Free-for-all on public money meant for education
It seems right that last week it was announced NZ is more corrupt than we used to be. It’s easy to become hardened to the way things are changing. Disruption is…
It seems right that last week it was announced NZ is more corrupt than we used to be.
It’s easy to become hardened to the way things are changing. Disruption is innovation; entrepreneurship will solve complex social problems.
For a moment, it’s almost believable. Then you talk to teachers. And it’s not.
Events last week brought it all home.
The Whangaruru charter school closed at a cost of $4.8m to taxpayers. National and Act politicians made no mention of the money given to the trust for land and buildings, and whether this will be returned to the sector.
The small print of the TPP trade deal revealed the government is signing away our rights to a quality public education system.

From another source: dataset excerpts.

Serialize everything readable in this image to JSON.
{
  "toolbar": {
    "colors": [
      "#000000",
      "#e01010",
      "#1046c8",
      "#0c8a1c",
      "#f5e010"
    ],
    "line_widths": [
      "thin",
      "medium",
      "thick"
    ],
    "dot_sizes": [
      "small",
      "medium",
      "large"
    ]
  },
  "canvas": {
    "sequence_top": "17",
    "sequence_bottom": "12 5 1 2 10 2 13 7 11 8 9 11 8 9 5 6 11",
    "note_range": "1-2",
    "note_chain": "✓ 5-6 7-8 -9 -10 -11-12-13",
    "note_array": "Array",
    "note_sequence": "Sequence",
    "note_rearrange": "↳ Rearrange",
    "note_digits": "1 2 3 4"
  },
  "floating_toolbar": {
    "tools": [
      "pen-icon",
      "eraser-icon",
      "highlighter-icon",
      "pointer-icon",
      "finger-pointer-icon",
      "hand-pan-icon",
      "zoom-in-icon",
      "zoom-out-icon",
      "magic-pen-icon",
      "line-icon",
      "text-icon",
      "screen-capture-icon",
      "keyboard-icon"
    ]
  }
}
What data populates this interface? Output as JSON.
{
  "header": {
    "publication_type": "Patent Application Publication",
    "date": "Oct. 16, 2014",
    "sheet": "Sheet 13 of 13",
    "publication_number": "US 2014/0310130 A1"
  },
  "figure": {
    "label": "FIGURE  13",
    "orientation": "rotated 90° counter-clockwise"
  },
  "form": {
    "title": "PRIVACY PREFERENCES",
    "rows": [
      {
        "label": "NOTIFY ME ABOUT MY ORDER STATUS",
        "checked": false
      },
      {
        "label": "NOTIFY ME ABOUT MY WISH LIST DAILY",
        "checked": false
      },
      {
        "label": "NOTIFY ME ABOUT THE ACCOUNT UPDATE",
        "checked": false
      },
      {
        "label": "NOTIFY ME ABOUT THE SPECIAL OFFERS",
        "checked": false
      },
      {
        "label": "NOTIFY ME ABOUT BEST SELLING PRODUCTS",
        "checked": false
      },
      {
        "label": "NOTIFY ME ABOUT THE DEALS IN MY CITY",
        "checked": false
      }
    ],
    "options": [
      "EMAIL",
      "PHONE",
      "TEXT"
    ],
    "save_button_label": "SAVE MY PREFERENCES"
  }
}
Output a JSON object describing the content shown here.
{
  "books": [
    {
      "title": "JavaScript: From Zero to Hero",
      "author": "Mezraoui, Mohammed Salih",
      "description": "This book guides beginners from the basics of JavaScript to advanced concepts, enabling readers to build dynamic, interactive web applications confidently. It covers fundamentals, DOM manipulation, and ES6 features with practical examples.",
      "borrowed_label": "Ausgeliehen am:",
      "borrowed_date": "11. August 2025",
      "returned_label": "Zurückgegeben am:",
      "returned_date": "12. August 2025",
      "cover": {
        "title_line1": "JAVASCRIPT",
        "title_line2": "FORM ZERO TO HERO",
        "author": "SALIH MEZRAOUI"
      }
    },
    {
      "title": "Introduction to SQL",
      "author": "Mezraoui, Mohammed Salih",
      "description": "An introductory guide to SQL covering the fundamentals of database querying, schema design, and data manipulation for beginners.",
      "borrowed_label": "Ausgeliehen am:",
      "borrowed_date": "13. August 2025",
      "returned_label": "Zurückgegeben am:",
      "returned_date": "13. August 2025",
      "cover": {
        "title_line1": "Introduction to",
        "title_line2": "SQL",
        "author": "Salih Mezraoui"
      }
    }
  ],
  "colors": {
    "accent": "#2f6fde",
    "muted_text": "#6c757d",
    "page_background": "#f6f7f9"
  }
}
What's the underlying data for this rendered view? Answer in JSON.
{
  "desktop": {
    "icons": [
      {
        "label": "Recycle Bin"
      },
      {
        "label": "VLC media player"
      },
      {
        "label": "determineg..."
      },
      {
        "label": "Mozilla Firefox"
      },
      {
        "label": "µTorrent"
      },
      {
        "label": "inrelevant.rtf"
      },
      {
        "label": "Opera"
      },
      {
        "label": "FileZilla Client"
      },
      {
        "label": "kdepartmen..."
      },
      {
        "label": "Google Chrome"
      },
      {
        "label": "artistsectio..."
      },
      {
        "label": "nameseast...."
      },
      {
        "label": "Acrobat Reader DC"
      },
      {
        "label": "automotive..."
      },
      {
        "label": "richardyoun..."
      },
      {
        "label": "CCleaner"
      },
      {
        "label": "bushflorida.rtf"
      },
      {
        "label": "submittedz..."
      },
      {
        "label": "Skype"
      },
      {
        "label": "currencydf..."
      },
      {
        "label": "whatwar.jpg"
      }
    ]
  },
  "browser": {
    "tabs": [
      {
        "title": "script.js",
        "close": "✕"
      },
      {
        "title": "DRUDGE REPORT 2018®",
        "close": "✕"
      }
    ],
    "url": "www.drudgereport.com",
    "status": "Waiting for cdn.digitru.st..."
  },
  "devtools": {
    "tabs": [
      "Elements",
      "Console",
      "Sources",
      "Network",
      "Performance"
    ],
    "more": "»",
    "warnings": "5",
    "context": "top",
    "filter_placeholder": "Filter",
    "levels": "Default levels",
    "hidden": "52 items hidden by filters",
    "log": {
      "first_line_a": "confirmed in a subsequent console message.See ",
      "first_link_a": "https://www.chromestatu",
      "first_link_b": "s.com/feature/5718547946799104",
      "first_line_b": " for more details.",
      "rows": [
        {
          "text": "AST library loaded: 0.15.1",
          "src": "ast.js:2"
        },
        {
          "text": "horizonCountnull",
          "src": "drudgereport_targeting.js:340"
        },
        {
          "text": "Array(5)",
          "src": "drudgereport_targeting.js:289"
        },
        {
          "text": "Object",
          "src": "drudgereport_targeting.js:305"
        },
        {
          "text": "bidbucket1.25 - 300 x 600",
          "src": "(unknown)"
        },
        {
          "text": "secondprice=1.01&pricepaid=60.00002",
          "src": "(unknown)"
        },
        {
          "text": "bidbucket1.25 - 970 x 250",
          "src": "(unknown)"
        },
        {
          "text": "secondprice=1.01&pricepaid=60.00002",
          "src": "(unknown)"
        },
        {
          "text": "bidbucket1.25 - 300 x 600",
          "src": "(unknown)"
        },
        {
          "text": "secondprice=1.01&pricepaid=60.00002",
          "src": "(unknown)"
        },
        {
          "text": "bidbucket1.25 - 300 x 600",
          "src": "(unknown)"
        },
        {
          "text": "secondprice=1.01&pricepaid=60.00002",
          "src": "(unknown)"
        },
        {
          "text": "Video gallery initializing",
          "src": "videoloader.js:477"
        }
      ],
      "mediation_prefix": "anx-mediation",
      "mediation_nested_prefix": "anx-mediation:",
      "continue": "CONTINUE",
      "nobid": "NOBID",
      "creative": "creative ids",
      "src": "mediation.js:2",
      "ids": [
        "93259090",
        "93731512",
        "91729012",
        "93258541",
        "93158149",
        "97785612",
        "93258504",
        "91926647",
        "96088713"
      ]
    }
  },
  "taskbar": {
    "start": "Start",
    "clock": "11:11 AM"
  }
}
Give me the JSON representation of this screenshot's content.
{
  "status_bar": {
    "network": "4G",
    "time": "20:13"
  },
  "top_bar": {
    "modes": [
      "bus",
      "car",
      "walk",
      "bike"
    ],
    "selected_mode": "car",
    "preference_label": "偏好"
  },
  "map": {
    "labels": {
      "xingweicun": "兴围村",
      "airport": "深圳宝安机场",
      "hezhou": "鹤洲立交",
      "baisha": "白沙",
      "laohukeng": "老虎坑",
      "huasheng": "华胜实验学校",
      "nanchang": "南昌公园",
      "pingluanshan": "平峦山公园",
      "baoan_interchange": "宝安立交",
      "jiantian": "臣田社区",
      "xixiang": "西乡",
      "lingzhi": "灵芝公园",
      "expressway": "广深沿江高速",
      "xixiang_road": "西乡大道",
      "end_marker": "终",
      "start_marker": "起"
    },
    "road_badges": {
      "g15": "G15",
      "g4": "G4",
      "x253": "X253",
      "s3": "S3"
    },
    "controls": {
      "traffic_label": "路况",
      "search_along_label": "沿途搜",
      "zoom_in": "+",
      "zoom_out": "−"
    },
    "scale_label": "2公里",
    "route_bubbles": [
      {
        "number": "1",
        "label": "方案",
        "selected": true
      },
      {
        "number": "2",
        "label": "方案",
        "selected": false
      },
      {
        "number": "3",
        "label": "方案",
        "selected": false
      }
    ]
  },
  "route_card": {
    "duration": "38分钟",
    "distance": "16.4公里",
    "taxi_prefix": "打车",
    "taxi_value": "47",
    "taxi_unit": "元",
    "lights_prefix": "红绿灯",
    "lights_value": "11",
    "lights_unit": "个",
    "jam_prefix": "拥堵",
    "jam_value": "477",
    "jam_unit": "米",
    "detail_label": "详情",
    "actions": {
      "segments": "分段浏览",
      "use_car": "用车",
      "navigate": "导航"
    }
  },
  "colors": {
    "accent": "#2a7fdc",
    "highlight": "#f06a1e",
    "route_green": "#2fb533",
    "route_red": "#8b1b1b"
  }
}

The publicly listed company Evolve put out a press release bragging at its success in brokering the use of unqualified nanny interns. Unpaid interns, many of them teenagers, will be responsible for very young children at their most critical time for learning.
On a conservative calculation, Evolve is raking in millions from this ‘social entreprenuership’. The 1300 nannies work a minimum of 21 hours a week, the families pay $5 an hour, plus the company gets a government subsidy – either the $9 an hour for ECE or possibly a youth employment subsidy (it markets its intern programme at 17-25-year-olds). Overheads aren’t high on this model.
And to top it off – read the Villa Education website (a charter-school operator). The owner justifies profit-making by saying, “Teachers make money (i.e. profit) from educating children.” His argument goes that because educators are paid a wage, they make a “profit”. Try telling that to support staff. Or a teacher paying a mortgage in Auckland.
At the very least, it’s a corruption of language and how we think.